En se débarrassant de sa branche énergie, Alstom et son ancien PDG Patrick Kron ont sans doute réalisé un bon coup. En revanche, c’est une opération perdant-perdant pour la France. Alors que le pays a perdu la main sur une entreprise stratégique pour le programme énergétique national, il doit maintenant faire face désormais à une note sociale qui va être très lourde. GE en France, c’est quatre centres d’expertise et 16 000 salariés dont 11 000 dans le seul secteur de l’énergie.

Impuissance de Bercy ?
Lors du deal sur le rachat d’Alstom, GE avait promis la création de 1 000 postes. Promesse désormais enterrée. Mais surtout, il va falloir gérer la destruction d’emplois. Le ministre de l'Économie, Bruno Le Maire, veut mettre la pression sur le conglomérat américain. "Des engagements avaient été pris par GE, j'avais rencontré le président de General Electric il y a quelques mois et je devais le revoir au courant du mois d'octobre pour m'assurer qu'il tienne ses engagements sur la compensation des emplois non créés", assure-t-il.
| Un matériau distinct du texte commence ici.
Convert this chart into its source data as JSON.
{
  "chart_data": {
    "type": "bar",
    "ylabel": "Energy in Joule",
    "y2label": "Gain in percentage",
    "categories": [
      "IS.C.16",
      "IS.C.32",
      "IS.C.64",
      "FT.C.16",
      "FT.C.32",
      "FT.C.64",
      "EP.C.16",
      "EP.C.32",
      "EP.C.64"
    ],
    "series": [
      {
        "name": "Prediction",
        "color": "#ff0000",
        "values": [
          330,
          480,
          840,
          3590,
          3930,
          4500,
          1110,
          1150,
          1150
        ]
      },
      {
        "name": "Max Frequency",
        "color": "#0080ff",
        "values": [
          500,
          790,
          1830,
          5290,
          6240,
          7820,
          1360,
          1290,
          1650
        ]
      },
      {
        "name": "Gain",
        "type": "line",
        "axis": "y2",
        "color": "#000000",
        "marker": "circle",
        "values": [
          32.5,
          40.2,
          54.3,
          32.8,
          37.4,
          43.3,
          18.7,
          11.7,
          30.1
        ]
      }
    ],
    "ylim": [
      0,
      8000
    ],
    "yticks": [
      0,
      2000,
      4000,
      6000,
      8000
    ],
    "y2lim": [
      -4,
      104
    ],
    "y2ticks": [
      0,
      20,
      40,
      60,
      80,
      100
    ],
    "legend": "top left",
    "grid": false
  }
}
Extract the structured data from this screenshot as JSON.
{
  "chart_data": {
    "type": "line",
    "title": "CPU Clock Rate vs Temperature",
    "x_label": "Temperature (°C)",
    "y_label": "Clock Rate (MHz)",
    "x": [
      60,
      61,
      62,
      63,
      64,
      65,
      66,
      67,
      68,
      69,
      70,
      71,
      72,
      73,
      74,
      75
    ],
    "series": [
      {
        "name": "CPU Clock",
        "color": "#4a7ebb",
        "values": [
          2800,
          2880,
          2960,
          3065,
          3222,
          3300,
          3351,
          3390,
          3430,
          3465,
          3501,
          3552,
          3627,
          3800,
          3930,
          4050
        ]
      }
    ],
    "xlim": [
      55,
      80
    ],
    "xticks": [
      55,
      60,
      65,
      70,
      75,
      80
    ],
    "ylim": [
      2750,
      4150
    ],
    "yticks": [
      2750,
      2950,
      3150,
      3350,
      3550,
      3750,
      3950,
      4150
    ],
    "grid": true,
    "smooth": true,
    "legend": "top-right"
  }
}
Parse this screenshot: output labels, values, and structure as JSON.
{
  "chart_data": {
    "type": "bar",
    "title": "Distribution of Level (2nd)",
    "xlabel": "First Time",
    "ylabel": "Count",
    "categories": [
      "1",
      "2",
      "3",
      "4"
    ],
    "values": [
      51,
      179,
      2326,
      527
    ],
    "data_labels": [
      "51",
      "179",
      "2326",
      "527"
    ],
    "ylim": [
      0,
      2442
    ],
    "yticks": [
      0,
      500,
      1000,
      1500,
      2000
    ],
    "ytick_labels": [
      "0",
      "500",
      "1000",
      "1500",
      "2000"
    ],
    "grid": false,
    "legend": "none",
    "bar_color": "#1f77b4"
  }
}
Le ministre français veut recevoir rapidement le nouveau PDG de GE. Le travail de ce dernier est colossal. Il va devoir démanteler l’immense conglomérat, qui fut jusqu’à la fin des années 90 la plus puissante entreprise au monde, pour la recentrer sur les activités les plus rentables : l’aéronautique et la médecine. Dans ce contexte, il n’est pas sûr que Lawrence Culp prenne le temps de faire un crochet par Bercy.